My mother calles jeans "jean" without the s - like I want to go buy a jean or look at her jean. It drives me mad!!!!
Anonymous
Post 01/29/2013 22:04     Subject: Crazy shit my mom says

Anonymous wrote:
Anonymous wrote:"I saw on myface that Shelly had a baby"

Myface = facebook.
She's also called it Facelift.


Aww, your little mommy is so cute! She's trying to combine MySpace and Facebook. When my mom joined FB, she couldn't get straight the distinction between posting publicly on people's walls, and sending them private emails. She wrote on my wall, thinking it was private, "What's poking? I think I just poked myself." So I wrote back, "Mom! Poking yourself is really something for you and Dad to keep to yourselves."

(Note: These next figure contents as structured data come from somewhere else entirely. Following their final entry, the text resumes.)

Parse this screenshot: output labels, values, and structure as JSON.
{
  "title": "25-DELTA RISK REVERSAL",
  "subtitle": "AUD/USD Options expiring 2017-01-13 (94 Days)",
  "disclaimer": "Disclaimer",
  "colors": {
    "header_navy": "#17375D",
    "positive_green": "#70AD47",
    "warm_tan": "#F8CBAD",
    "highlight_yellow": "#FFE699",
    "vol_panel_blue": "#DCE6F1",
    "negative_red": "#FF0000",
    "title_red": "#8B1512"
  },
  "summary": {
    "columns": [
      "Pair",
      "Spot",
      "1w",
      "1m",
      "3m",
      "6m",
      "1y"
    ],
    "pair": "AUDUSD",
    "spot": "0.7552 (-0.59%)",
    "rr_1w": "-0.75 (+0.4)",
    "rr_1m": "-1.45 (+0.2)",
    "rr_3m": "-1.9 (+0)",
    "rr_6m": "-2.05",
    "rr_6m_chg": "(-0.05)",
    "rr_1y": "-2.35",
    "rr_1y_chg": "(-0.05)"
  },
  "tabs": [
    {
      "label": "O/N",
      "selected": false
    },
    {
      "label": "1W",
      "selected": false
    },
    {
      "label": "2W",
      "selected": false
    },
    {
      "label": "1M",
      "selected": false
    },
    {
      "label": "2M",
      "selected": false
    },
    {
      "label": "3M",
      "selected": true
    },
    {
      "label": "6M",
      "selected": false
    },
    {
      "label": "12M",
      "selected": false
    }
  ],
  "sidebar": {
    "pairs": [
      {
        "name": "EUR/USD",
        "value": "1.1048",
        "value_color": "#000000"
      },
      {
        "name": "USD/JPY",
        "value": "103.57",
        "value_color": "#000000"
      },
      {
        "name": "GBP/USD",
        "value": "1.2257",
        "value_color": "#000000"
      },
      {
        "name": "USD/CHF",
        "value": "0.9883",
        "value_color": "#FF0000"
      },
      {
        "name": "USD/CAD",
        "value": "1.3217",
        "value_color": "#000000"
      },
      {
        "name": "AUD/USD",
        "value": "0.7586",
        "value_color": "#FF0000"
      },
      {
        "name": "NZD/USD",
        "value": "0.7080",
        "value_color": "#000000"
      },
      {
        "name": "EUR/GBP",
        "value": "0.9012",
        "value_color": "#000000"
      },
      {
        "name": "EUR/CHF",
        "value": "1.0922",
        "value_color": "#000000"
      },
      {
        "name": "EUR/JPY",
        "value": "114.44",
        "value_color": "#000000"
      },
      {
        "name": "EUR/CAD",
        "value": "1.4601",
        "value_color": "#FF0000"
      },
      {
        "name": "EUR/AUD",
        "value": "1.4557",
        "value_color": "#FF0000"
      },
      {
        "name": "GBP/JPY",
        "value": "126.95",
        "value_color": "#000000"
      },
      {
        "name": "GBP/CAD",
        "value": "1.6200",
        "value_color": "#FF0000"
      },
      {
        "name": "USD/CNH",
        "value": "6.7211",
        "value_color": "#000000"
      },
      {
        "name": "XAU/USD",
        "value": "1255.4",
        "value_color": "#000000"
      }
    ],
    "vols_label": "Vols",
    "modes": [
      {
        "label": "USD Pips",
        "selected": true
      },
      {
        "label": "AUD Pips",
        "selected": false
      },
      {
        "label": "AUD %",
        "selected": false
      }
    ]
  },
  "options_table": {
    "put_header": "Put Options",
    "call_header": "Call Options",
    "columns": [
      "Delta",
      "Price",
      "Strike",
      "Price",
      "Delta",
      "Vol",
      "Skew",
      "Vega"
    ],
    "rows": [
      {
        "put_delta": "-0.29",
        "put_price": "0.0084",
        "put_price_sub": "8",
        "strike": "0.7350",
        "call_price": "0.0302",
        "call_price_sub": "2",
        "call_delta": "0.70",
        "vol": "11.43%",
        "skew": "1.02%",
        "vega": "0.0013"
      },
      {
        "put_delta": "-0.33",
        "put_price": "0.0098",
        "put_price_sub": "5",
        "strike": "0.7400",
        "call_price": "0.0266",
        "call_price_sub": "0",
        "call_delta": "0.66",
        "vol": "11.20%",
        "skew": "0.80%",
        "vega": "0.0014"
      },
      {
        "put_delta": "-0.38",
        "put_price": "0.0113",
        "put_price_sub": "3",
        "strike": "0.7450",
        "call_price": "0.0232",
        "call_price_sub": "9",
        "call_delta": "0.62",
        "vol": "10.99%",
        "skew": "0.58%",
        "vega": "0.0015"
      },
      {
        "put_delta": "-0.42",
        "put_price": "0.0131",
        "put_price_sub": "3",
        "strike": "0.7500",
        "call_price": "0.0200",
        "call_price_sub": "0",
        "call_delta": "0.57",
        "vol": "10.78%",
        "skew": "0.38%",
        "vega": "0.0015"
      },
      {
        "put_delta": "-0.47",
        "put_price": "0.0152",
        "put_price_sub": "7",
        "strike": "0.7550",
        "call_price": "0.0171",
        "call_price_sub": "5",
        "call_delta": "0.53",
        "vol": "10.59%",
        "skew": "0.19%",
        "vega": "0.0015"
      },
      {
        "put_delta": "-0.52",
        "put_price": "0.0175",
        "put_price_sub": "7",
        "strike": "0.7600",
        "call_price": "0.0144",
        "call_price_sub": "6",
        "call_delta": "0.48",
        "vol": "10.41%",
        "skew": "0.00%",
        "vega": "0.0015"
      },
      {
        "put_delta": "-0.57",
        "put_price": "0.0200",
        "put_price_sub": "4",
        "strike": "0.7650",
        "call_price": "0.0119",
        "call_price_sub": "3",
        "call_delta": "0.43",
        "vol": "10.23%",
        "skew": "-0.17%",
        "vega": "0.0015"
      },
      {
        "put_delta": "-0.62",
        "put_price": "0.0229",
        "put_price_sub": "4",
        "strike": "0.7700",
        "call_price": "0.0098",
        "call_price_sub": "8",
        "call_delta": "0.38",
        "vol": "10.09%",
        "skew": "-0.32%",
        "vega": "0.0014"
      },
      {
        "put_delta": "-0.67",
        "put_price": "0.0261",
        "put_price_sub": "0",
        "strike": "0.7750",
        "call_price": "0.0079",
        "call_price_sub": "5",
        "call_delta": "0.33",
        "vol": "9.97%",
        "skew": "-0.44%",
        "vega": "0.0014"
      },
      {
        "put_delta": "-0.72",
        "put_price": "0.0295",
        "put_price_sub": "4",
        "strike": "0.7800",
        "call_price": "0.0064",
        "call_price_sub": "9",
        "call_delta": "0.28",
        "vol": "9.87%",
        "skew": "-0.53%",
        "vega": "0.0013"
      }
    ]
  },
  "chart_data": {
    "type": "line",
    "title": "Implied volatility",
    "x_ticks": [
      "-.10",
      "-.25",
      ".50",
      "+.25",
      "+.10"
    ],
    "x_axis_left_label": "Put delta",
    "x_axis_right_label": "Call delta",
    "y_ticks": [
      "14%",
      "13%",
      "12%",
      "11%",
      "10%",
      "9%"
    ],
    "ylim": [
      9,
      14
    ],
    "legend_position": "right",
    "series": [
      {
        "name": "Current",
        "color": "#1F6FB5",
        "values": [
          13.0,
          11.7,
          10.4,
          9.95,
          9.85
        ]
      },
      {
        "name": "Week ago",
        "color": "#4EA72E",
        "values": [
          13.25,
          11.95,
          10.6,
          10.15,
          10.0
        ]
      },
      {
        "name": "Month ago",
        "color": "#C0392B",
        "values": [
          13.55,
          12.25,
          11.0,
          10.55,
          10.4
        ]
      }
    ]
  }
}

That's okay, I have a totally and completely clueless 48 year old friend who calls it "The Facebook." This whole thread is killing me.
Anonymous
Post 01/29/2013 22:01     Subject: Re:Crazy shit my mom says

My mom has left some classic messages on the answering machine. In grad school my roommates wouldn't let me erase them. In fact we'd have people over, serve wine and play them to everyone's delight.

In no particular order: recently we were talking about going camping in california. Mom starts in on how dangerous campgrounds are. "Tons of children get abducted from camp grounds every year." When I told her that I seriously doubted that she said "Oh no. you don't know these things, but I do. It happens all.the.time."

My mother has of course never set foot on a campground.


WHen I was about 33--mom left a rambling 10 minute message left on machine about a friend's daughter's wedding she went to and how the bride was so fat, but amazingly enough she managed "to catch herself" a husband...and then proceeded to tell me that I missed the first round of men and would have to be wait around for the leftovers (divorced, widowed, etc).

when I was pregnant and told that there were some potential genetic issues "you should have an abortion. you can't handle a defective child." (my child is perfect!).